When a problem arises during production or post-production by the data flowing back to the evaluators, deploying changes can occur swiftly. With the ever-continuous eye on production, feedback from machines etc. managers can compare production quality, conformity and, uniformity to adjust to or adjust production. Analysis of machine performance, maintenance — predictive and prescriptive– for high-intensity industries and, the analysis of process and business process for information-driven concerns represent just some of the areas in which CIT’s now thrive.

The cloud also shares in the evolving world of production innovation through software development. Known as DevOps, the operation steers production toward automation to further maximize the power of CIT’s. Through continuous delivery, testing and integration, those companies that incorporate DevOps with their existing CIT process receive code nearly 30 times faster than their competition. As the process of CIT grow exponentially complex, predictions assume that the tools will grow smarter, migrating to the device level, where once again they will subject managers to the risk of drowning in data if they cannot process and sift the information quickly.

At this point, it sounds like innovation is slowly and gently edging out humans, their contributions to the process blunted by software. Still, the diagnostics that impact the methods of problem resolution will always provide space for people. They too take an important part. Methods for how they perform in a CIT environment vary, as do the theories and recommendations for how they play their part.

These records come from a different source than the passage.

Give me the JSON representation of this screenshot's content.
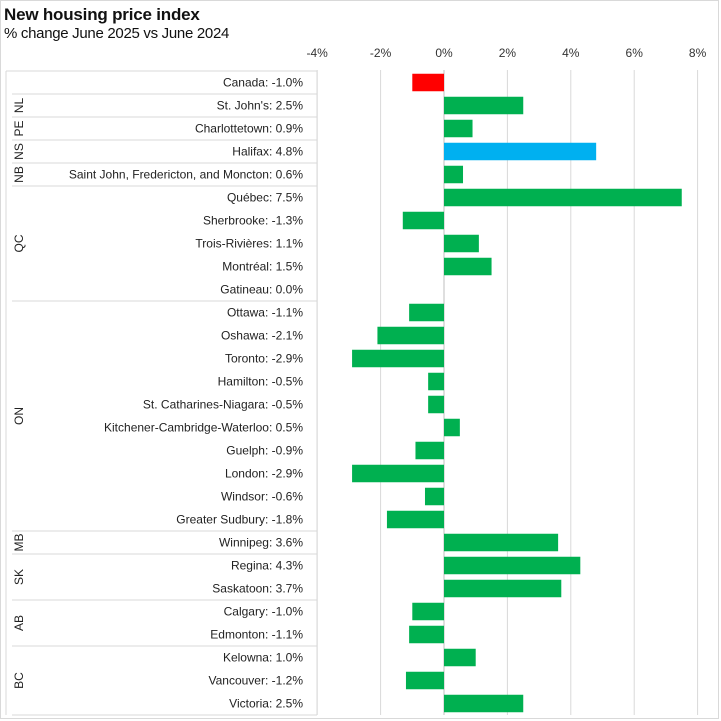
{
  "chart_data": {
    "type": "bar",
    "orientation": "horizontal",
    "title": "New housing price index",
    "subtitle": "% change June 2025 vs June 2024",
    "xlabel": "",
    "ylabel": "",
    "xlim": [
      -4,
      8
    ],
    "x_ticks": [
      -4,
      -2,
      0,
      2,
      4,
      6,
      8
    ],
    "x_tick_labels": [
      "-4%",
      "-2%",
      "0%",
      "2%",
      "4%",
      "6%",
      "8%"
    ],
    "grid": true,
    "legend": "none",
    "colors": {
      "default": "#00B050",
      "national": "#FF0000",
      "highlight": "#00B0F0",
      "grid": "#d9d9d9"
    },
    "groups": [
      {
        "province": "",
        "rows": [
          {
            "label": "Canada: -1.0%",
            "value": -1.0,
            "color_key": "national"
          }
        ]
      },
      {
        "province": "NL",
        "rows": [
          {
            "label": "St. John's: 2.5%",
            "value": 2.5,
            "color_key": "default"
          }
        ]
      },
      {
        "province": "PE",
        "rows": [
          {
            "label": "Charlottetown: 0.9%",
            "value": 0.9,
            "color_key": "default"
          }
        ]
      },
      {
        "province": "NS",
        "rows": [
          {
            "label": "Halifax: 4.8%",
            "value": 4.8,
            "color_key": "highlight"
          }
        ]
      },
      {
        "province": "NB",
        "rows": [
          {
            "label": "Saint John, Fredericton, and Moncton: 0.6%",
            "value": 0.6,
            "color_key": "default"
          }
        ]
      },
      {
        "province": "QC",
        "rows": [
          {
            "label": "Québec: 7.5%",
            "value": 7.5,
            "color_key": "default"
          },
          {
            "label": "Sherbrooke: -1.3%",
            "value": -1.3,
            "color_key": "default"
          },
          {
            "label": "Trois-Rivières: 1.1%",
            "value": 1.1,
            "color_key": "default"
          },
          {
            "label": "Montréal: 1.5%",
            "value": 1.5,
            "color_key": "default"
          },
          {
            "label": "Gatineau: 0.0%",
            "value": 0.0,
            "color_key": "default"
          }
        ]
      },
      {
        "province": "ON",
        "rows": [
          {
            "label": "Ottawa: -1.1%",
            "value": -1.1,
            "color_key": "default"
          },
          {
            "label": "Oshawa: -2.1%",
            "value": -2.1,
            "color_key": "default"
          },
          {
            "label": "Toronto: -2.9%",
            "value": -2.9,
            "color_key": "default"
          },
          {
            "label": "Hamilton: -0.5%",
            "value": -0.5,
            "color_key": "default"
          },
          {
            "label": "St. Catharines-Niagara: -0.5%",
            "value": -0.5,
            "color_key": "default"
          },
          {
            "label": "Kitchener-Cambridge-Waterloo: 0.5%",
            "value": 0.5,
            "color_key": "default"
          },
          {
            "label": "Guelph: -0.9%",
            "value": -0.9,
            "color_key": "default"
          },
          {
            "label": "London: -2.9%",
            "value": -2.9,
            "color_key": "default"
          },
          {
            "label": "Windsor: -0.6%",
            "value": -0.6,
            "color_key": "default"
          },
          {
            "label": "Greater Sudbury: -1.8%",
            "value": -1.8,
            "color_key": "default"
          }
        ]
      },
      {
        "province": "MB",
        "rows": [
          {
            "label": "Winnipeg: 3.6%",
            "value": 3.6,
            "color_key": "default"
          }
        ]
      },
      {
        "province": "SK",
        "rows": [
          {
            "label": "Regina: 4.3%",
            "value": 4.3,
            "color_key": "default"
          },
          {
            "label": "Saskatoon: 3.7%",
            "value": 3.7,
            "color_key": "default"
          }
        ]
      },
      {
        "province": "AB",
        "rows": [
          {
            "label": "Calgary: -1.0%",
            "value": -1.0,
            "color_key": "default"
          },
          {
            "label": "Edmonton: -1.1%",
            "value": -1.1,
            "color_key": "default"
          }
        ]
      },
      {
        "province": "BC",
        "rows": [
          {
            "label": "Kelowna: 1.0%",
            "value": 1.0,
            "color_key": "default"
          },
          {
            "label": "Vancouver: -1.2%",
            "value": -1.2,
            "color_key": "default"
          },
          {
            "label": "Victoria: 2.5%",
            "value": 2.5,
            "color_key": "default"
          }
        ]
      }
    ]
  }
}
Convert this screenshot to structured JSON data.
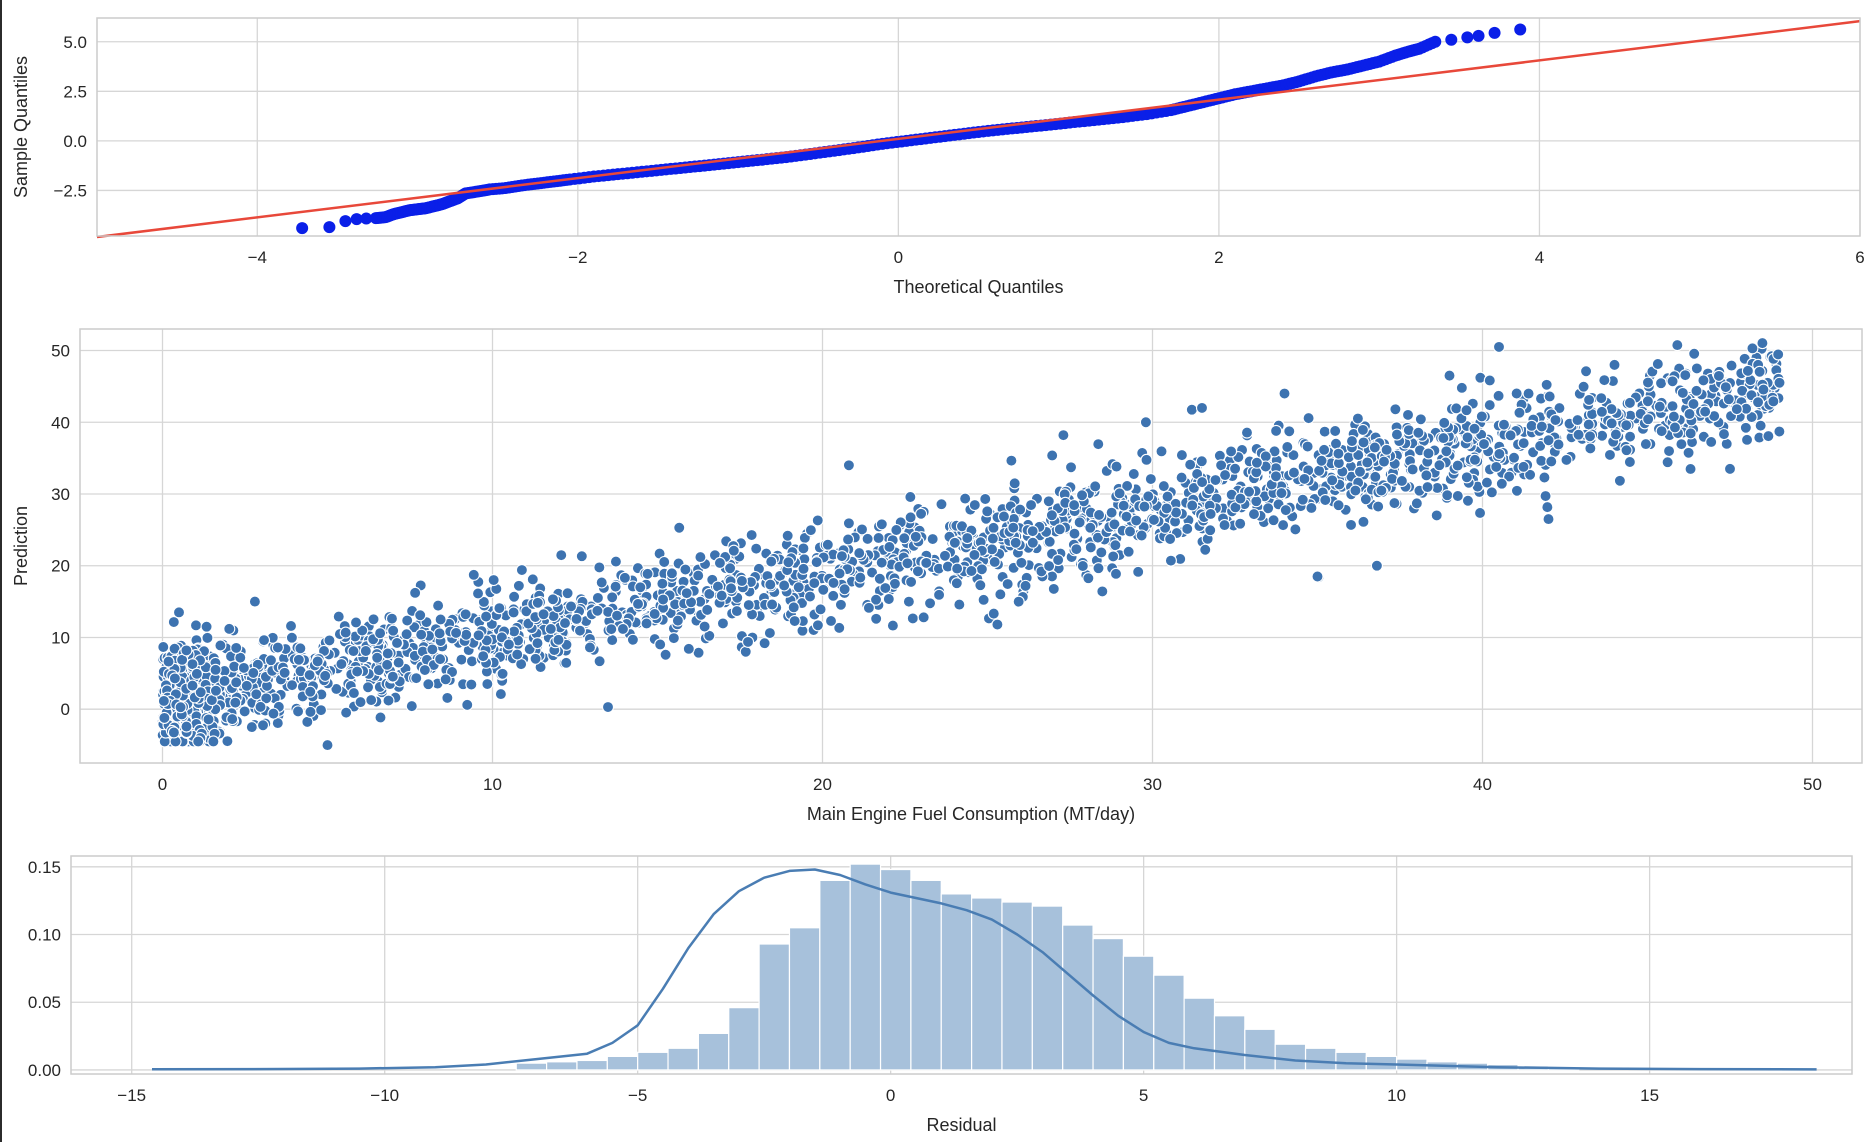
{
  "colors": {
    "qq_points": "#0a1fe8",
    "qq_line": "#e8483a",
    "scatter_points": "#3d73b0",
    "hist_bars": "#a7c1db",
    "kde_line": "#4a7db3",
    "grid": "#d6d6d6",
    "frame": "#cccccc"
  },
  "chart_data": [
    {
      "type": "scatter",
      "xlabel": "Theoretical Quantiles",
      "ylabel": "Sample Quantiles",
      "xlim": [
        -5,
        6
      ],
      "ylim": [
        -4.8,
        6.2
      ],
      "xticks": [
        -4,
        -2,
        0,
        2,
        4,
        6
      ],
      "xtick_labels": [
        "−4",
        "−2",
        "0",
        "2",
        "4",
        "6"
      ],
      "yticks": [
        5.0,
        2.5,
        0.0,
        -2.5
      ],
      "ytick_labels": [
        "5.0",
        "2.5",
        "0.0",
        "−2.5"
      ],
      "grid": true,
      "reference_line": {
        "slope": 0.99,
        "intercept": 0.1
      },
      "points": [
        [
          -3.72,
          -4.4
        ],
        [
          -3.55,
          -4.35
        ],
        [
          -3.45,
          -4.05
        ],
        [
          -3.38,
          -3.95
        ],
        [
          -3.32,
          -3.92
        ],
        [
          -3.26,
          -3.9
        ],
        [
          -3.2,
          -3.85
        ],
        [
          -3.15,
          -3.7
        ],
        [
          -3.1,
          -3.6
        ],
        [
          -3.05,
          -3.5
        ],
        [
          -3.0,
          -3.45
        ],
        [
          -2.95,
          -3.4
        ],
        [
          -2.9,
          -3.3
        ],
        [
          -2.85,
          -3.2
        ],
        [
          -2.8,
          -3.05
        ],
        [
          -2.75,
          -2.9
        ],
        [
          -2.7,
          -2.65
        ],
        [
          -2.62,
          -2.55
        ],
        [
          -2.55,
          -2.45
        ],
        [
          -2.45,
          -2.38
        ],
        [
          -2.35,
          -2.25
        ],
        [
          -2.25,
          -2.15
        ],
        [
          -2.15,
          -2.05
        ],
        [
          -2.05,
          -1.95
        ],
        [
          -1.9,
          -1.8
        ],
        [
          -1.75,
          -1.68
        ],
        [
          -1.6,
          -1.56
        ],
        [
          -1.45,
          -1.44
        ],
        [
          -1.3,
          -1.32
        ],
        [
          -1.15,
          -1.2
        ],
        [
          -1.0,
          -1.07
        ],
        [
          -0.85,
          -0.95
        ],
        [
          -0.7,
          -0.82
        ],
        [
          -0.55,
          -0.66
        ],
        [
          -0.4,
          -0.5
        ],
        [
          -0.25,
          -0.33
        ],
        [
          -0.1,
          -0.15
        ],
        [
          0.05,
          0.0
        ],
        [
          0.2,
          0.15
        ],
        [
          0.35,
          0.3
        ],
        [
          0.5,
          0.45
        ],
        [
          0.65,
          0.58
        ],
        [
          0.8,
          0.7
        ],
        [
          0.95,
          0.82
        ],
        [
          1.1,
          0.95
        ],
        [
          1.25,
          1.07
        ],
        [
          1.4,
          1.2
        ],
        [
          1.55,
          1.35
        ],
        [
          1.7,
          1.55
        ],
        [
          1.8,
          1.75
        ],
        [
          1.9,
          1.95
        ],
        [
          2.0,
          2.15
        ],
        [
          2.1,
          2.35
        ],
        [
          2.2,
          2.5
        ],
        [
          2.3,
          2.65
        ],
        [
          2.4,
          2.8
        ],
        [
          2.5,
          3.0
        ],
        [
          2.6,
          3.25
        ],
        [
          2.7,
          3.45
        ],
        [
          2.8,
          3.6
        ],
        [
          2.9,
          3.8
        ],
        [
          3.0,
          4.0
        ],
        [
          3.1,
          4.3
        ],
        [
          3.18,
          4.5
        ],
        [
          3.25,
          4.65
        ],
        [
          3.35,
          5.0
        ],
        [
          3.45,
          5.1
        ],
        [
          3.55,
          5.22
        ],
        [
          3.62,
          5.3
        ],
        [
          3.72,
          5.45
        ],
        [
          3.88,
          5.62
        ]
      ]
    },
    {
      "type": "scatter",
      "xlabel": "Main Engine Fuel Consumption (MT/day)",
      "ylabel": "Prediction",
      "xlim": [
        -2.5,
        51.5
      ],
      "ylim": [
        -7.5,
        53
      ],
      "xticks": [
        0,
        10,
        20,
        30,
        40,
        50
      ],
      "xtick_labels": [
        "0",
        "10",
        "20",
        "30",
        "40",
        "50"
      ],
      "yticks": [
        50,
        40,
        30,
        20,
        10,
        0
      ],
      "ytick_labels": [
        "50",
        "40",
        "30",
        "20",
        "10",
        "0"
      ],
      "grid": true,
      "trend": {
        "slope": 0.9,
        "intercept": 1.0,
        "noise_sd": 3.5,
        "x_range": [
          0,
          49
        ],
        "n_points": 2400
      },
      "outliers": [
        [
          0.5,
          13.5
        ],
        [
          2.8,
          15.0
        ],
        [
          5.0,
          -5.0
        ],
        [
          13.5,
          0.3
        ],
        [
          20.8,
          34.0
        ],
        [
          25.3,
          11.8
        ],
        [
          27.3,
          38.2
        ],
        [
          29.8,
          40.0
        ],
        [
          31.5,
          42.0
        ],
        [
          34.0,
          44.0
        ],
        [
          35.0,
          18.5
        ],
        [
          36.8,
          20.0
        ],
        [
          39.0,
          46.5
        ],
        [
          40.5,
          50.5
        ],
        [
          42.0,
          26.5
        ],
        [
          44.0,
          48.0
        ],
        [
          47.5,
          33.5
        ],
        [
          49.0,
          45.5
        ]
      ]
    },
    {
      "type": "histogram",
      "xlabel": "Residual",
      "ylabel": "",
      "xlim": [
        -16.2,
        19.0
      ],
      "ylim": [
        -0.003,
        0.158
      ],
      "xticks": [
        -15,
        -10,
        -5,
        0,
        5,
        10,
        15
      ],
      "xtick_labels": [
        "−15",
        "−10",
        "−5",
        "0",
        "5",
        "10",
        "15"
      ],
      "yticks": [
        0.15,
        0.1,
        0.05,
        0.0
      ],
      "ytick_labels": [
        "0.15",
        "0.10",
        "0.05",
        "0.00"
      ],
      "grid": true,
      "bin_start": -7.4,
      "bin_width": 0.6,
      "bin_heights": [
        0.005,
        0.006,
        0.007,
        0.01,
        0.013,
        0.016,
        0.027,
        0.046,
        0.093,
        0.105,
        0.14,
        0.152,
        0.148,
        0.14,
        0.13,
        0.127,
        0.124,
        0.121,
        0.107,
        0.097,
        0.084,
        0.07,
        0.053,
        0.04,
        0.03,
        0.019,
        0.016,
        0.013,
        0.01,
        0.008,
        0.006,
        0.005,
        0.004,
        0.003,
        0.002
      ],
      "kde": [
        [
          -14.6,
          0.0005
        ],
        [
          -12,
          0.0007
        ],
        [
          -10.5,
          0.001
        ],
        [
          -9,
          0.002
        ],
        [
          -8,
          0.004
        ],
        [
          -7,
          0.008
        ],
        [
          -6,
          0.012
        ],
        [
          -5.5,
          0.02
        ],
        [
          -5,
          0.033
        ],
        [
          -4.5,
          0.06
        ],
        [
          -4,
          0.09
        ],
        [
          -3.5,
          0.115
        ],
        [
          -3,
          0.132
        ],
        [
          -2.5,
          0.142
        ],
        [
          -2,
          0.147
        ],
        [
          -1.5,
          0.148
        ],
        [
          -1,
          0.144
        ],
        [
          -0.5,
          0.137
        ],
        [
          0,
          0.131
        ],
        [
          0.5,
          0.127
        ],
        [
          1,
          0.123
        ],
        [
          1.5,
          0.118
        ],
        [
          2,
          0.111
        ],
        [
          2.5,
          0.1
        ],
        [
          3,
          0.087
        ],
        [
          3.5,
          0.071
        ],
        [
          4,
          0.055
        ],
        [
          4.5,
          0.04
        ],
        [
          5,
          0.028
        ],
        [
          5.5,
          0.02
        ],
        [
          6,
          0.016
        ],
        [
          7,
          0.011
        ],
        [
          8,
          0.007
        ],
        [
          9,
          0.005
        ],
        [
          10,
          0.004
        ],
        [
          11,
          0.003
        ],
        [
          12,
          0.002
        ],
        [
          14,
          0.001
        ],
        [
          16,
          0.0006
        ],
        [
          18.3,
          0.0004
        ]
      ]
    }
  ]
}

The easiest and natural of theories attempts to derive the best from the process, framing the basis for developing CIT’s in the first place. Often referred to as the “5 Whys”, the method of diagnosing the results takes equal importance with analytics. A continuous evaluation of the root problems instead of resolving symptoms relates directly to the overall performance of the process. Using analytics to address a problem proves one thing, but using analytics to get to the problem and why it persists exposes the power of CIT’s. Requiring digging down into the analytics avoids jumping to conclusions and hasty decisions that often keep the real cause hidden.

From sensors and software, to the cloud and humans, they all take an important part in driving the success of CIT’s. Moving closer each day to more intelligent tools drives the need for faster software development that incorporates algorithms for drawing out important data, while imposing ever-better diagnostic demands on humans.